Head injury—deterioration in conscious level, routinely assessed by serial recording of the Glasgow Coma Score (GCS), requires immediate action, with initial management depending on the severity of head injury. (1) Severe (GCS 3–8/15)—immediate referral to a neurosurgical unit is required; elective intubation and ventilation may be required prior to transfer; ventilation should maintain Pco2 4.0 to 4.5 kPa, and mean arterial pressure should be kept above 90 mmHg; CT scanning may be required. (2) Moderate (GCS 9–13/15)—an urgent CT scan is advisable, with urgent neurosurgical referral (and management as for severe head injury) if this reveals an intracranial abnormality. (3) Mild (GCS 14 or 15)—patients with GCS 15, no history of loss of consciousness, and none of a defined list of criteria for investigation, may be considered for discharge according to local head injury protocols. The availability of CT scanning at all times in centres receiving patients with acute head injury, together with neurological and neurointensive care facilities, is critical for the best outcomes.

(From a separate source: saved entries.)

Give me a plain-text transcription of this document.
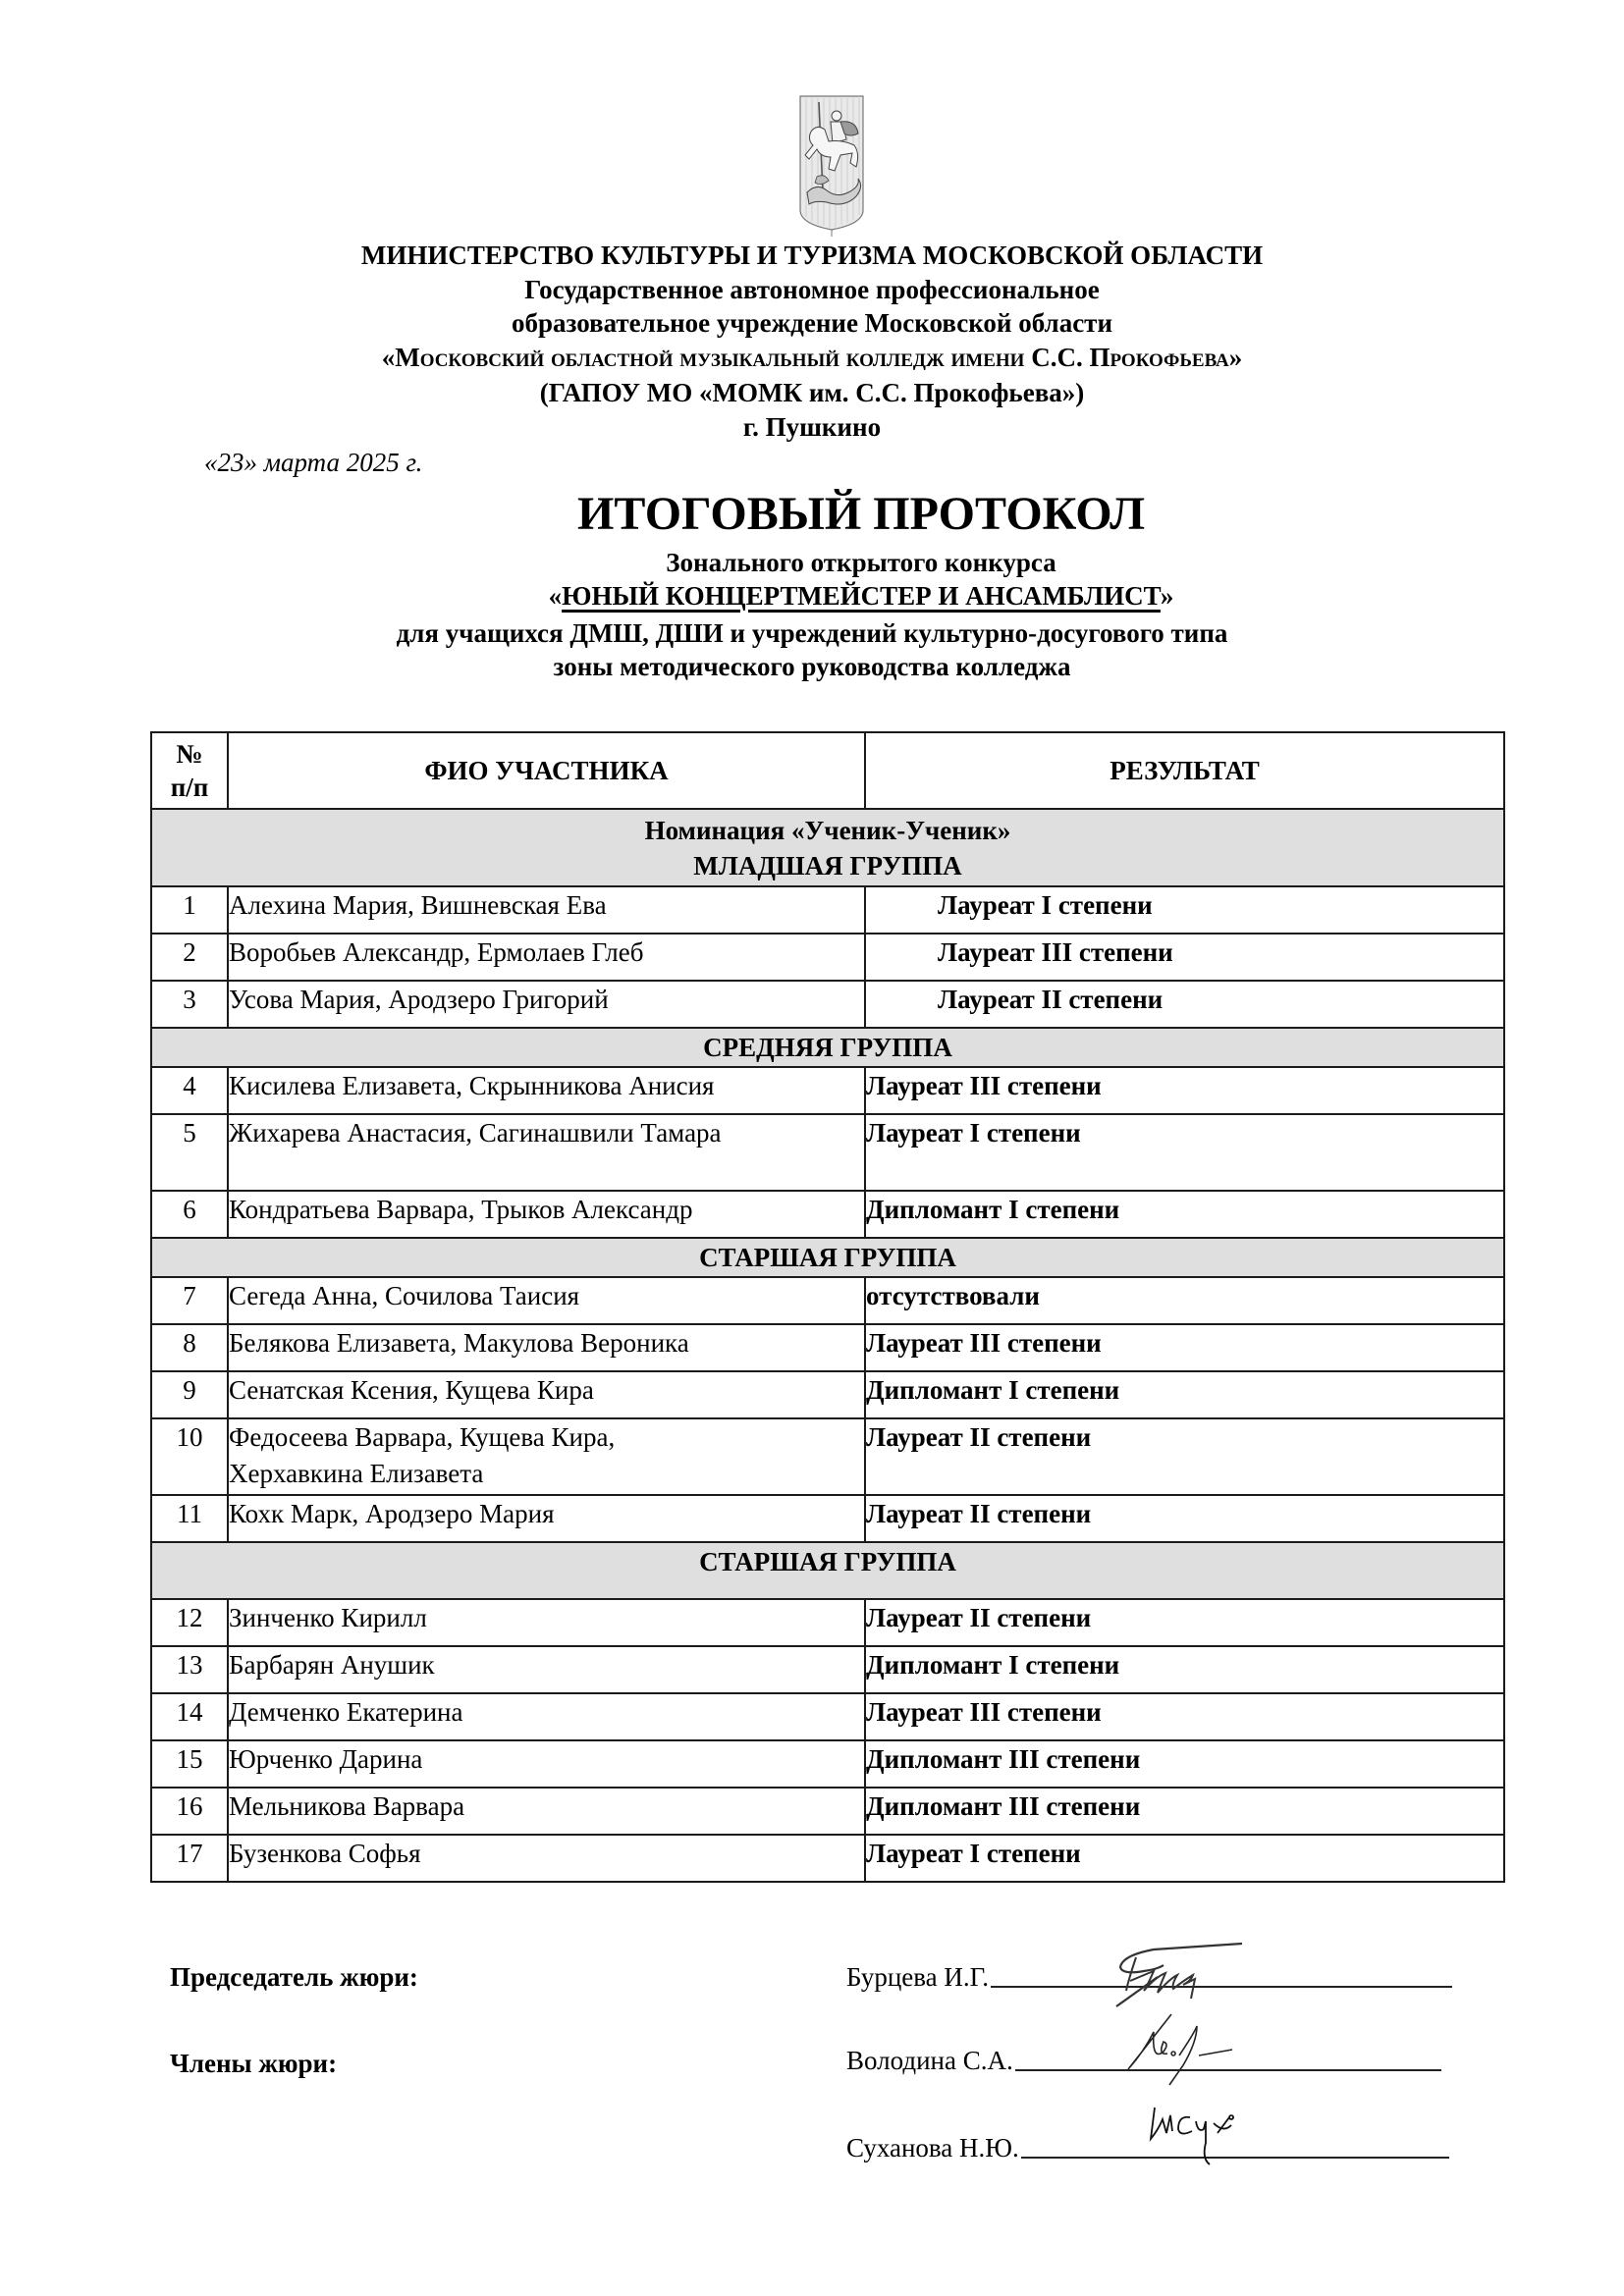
МИНИСТЕРСТВО КУЛЬТУРЫ И ТУРИЗМА МОСКОВСКОЙ ОБЛАСТИ
Государственное автономное профессиональное
образовательное учреждение Московской области
«Московский областной музыкальный колледж имени С.С. Прокофьева»
(ГАПОУ МО «МОМК им. С.С. Прокофьева»)
г. Пушкино
«23» марта 2025 г.
ИТОГОВЫЙ ПРОТОКОЛ
Зонального открытого конкурса
«ЮНЫЙ КОНЦЕРТМЕЙСТЕР И АНСАМБЛИСТ»
для учащихся ДМШ, ДШИ и учреждений культурно-досугового типа
зоны методического руководства колледжа
№
п/п	ФИО УЧАСТНИКА	РЕЗУЛЬТАТ

Номинация «Ученик-Ученик»
МЛАДШАЯ ГРУППА		

1	Алехина Мария, Вишневская Ева	Лауреат I степени
2	Воробьев Александр, Ермолаев Глеб	Лауреат III степени
3	Усова Мария, Ародзеро Григорий	Лауреат II степени
СРЕДНЯЯ ГРУППА		
4	Кисилева Елизавета, Скрынникова Анисия	Лауреат III степени
5	Жихарева Анастасия, Сагинашвили Тамара	Лауреат I степени
6	Кондратьева Варвара, Трыков Александр	Дипломант I степени
СТАРШАЯ ГРУППА		
7	Сегеда Анна, Сочилова Таисия	отсутствовали
8	Белякова Елизавета, Макулова Вероника	Лауреат III степени
9	Сенатская Ксения, Кущева Кира	Дипломант I степени
10	Федосеева Варвара, Кущева Кира, Херхавкина Елизавета	Лауреат II степени
11	Кохк Марк, Ародзеро Мария	Лауреат II степени
СТАРШАЯ ГРУППА		
12	Зинченко Кирилл	Лауреат II степени
13	Барбарян Анушик	Дипломант I степени
14	Демченко Екатерина	Лауреат III степени
15	Юрченко Дарина	Дипломант III степени
16	Мельникова Варвара	Дипломант III степени
17	Бузенкова Софья	Лауреат I степени
Председатель жюри:
Члены жюри:
Бурцева И.Г.
Володина С.А.
Суханова Н.Ю.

Complications, prognosis, and prevention

(1) Acute subdural haematoma—rapid detection and surgical drainage is of proven value. (2) Infection—most neurosurgeons recommend early use of prophylactic antibiotics in penetrating injuries. (3) Cognitive symptoms—85% of adults with severe head injuries remain disabled at 1 year; long-term care requires multidisciplinary support in focused programmes of rehabilitation. Even ‘mild’ injuries can lead to significant ‘postconcussional symptoms’ including headache, dizziness, poor concentration, memory impairment, and personality change.

Prevention—this is a major concern for health and safety legislation, town planning and traffic laws, e.g. compulsory wearing of seat belts and crash helmets.